The first-round vote on April 9 brought complaints of widespread irregularities, stoking concerns of instability in the poor nation still struggling to heal divisions after its bloody separation from Indonesian rule.
Counting from this second round will initially be conducted at local polling stations before the results are then collated by the National Election Commission in the capital, Dili.
Share of 1st round vote: 22%
The 57-year-old Nobel Peace Prize winner became prime minister when the government fell last year amid widespread violence. Was country’s first foreign minister. Close to outgoing President Xanana Gusmao. Has pledged to continue East Timor‘s co-operation with the UN.
FRANCISCO ‘LU-OLO’ GUTERRES
Share of 1st round vote: 28%
The president of Fretilin, a left-leaning political party formed out of armed resistance to Indonesian rule. Now aged 52, he spent the years under Indonesian occupation fighting in East Timor’s hills and jungles.
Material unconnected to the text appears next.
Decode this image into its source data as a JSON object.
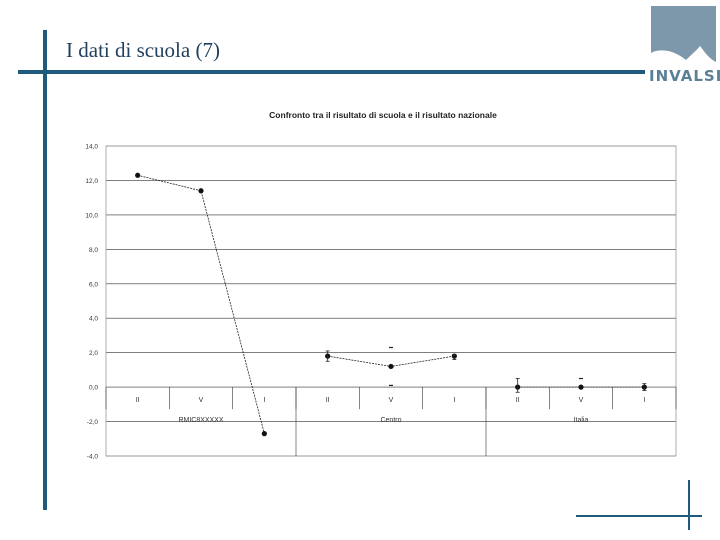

One of eight children, he has sought to portray himself as a man of the people.
Ramos-Horta and Guterres won the most votes out of eight candidates in the first round, but neither won a clear majority, forcing a run-off.
The vote is seen as critical to maintaining peace a year after the troubled nation was pushed to the brink of civil war.
Ramos-Horta, 57, a Nobel peace prize winner who spearheaded an overseas campaign for East Timor’s independence, appears to have the edge after five of the first-round losers urged their supporters to vote for him.
Guterres, however, is seen as a strong challenger.
He is backed up by Fretilin, the well-organised political party of the nation’s former armed resistance to Indonesian rule.
He has fought a hard campaign, portraying himself as a man of the people in contrast to Ramos-Horta’s image as a foreign-educated intellectual.
Turning out to cast his cote on Wednesday morning, Ramos-Horta said he was “totally relaxed” and ready to accept the decision of voters.
“If I win the election, I win a … huge responsibility,” he said. “But if I lose, I win my freedom to do whatever I want, to be a writer, to be an academic, to be a tourist, to travel.”
He said he would honour the results even if they were not 100 per cent clean.
|Tight security was in place at polling
stations amid fears of violence [AFP]
Guterres also pledged to accept the results of the election.
“I will become the Timorese president to serve the people, resolve the crisis and establish peace and democracy,” he said after voting.
“I want to win with dignity, but if I lose, I will also accept that with dignity.”
More than 522,000 people were registered to vote to replace Xanana Gusmao, the former resistance leader who became East Timor’s first president.
On Tuesday Gusmao, who will run for the post of prime minister in parliamentary elections scheduled for June, called on voters to focus on the national interest.
The post of prime minister carries more power than the presidency, which is a largely ceremonial role.
Last May the country descended into bloodshed after Mari Alkatiri, the then-prime minister, sacked 600 mutinous troops from the west of the country.
At least 37 people were killed and some 155,000 fled their homes before the government collapsed.
Foreign troops had to be brought in to restore order but 30,000 people remain in camps across Dili, too afraid to go home.
East Timor is one of the poorest nations in Asia, with average per capita income of less than $1 a day, unemployment estimated at 50 per cent and about 60 per cent of its children suffering from malnutrition.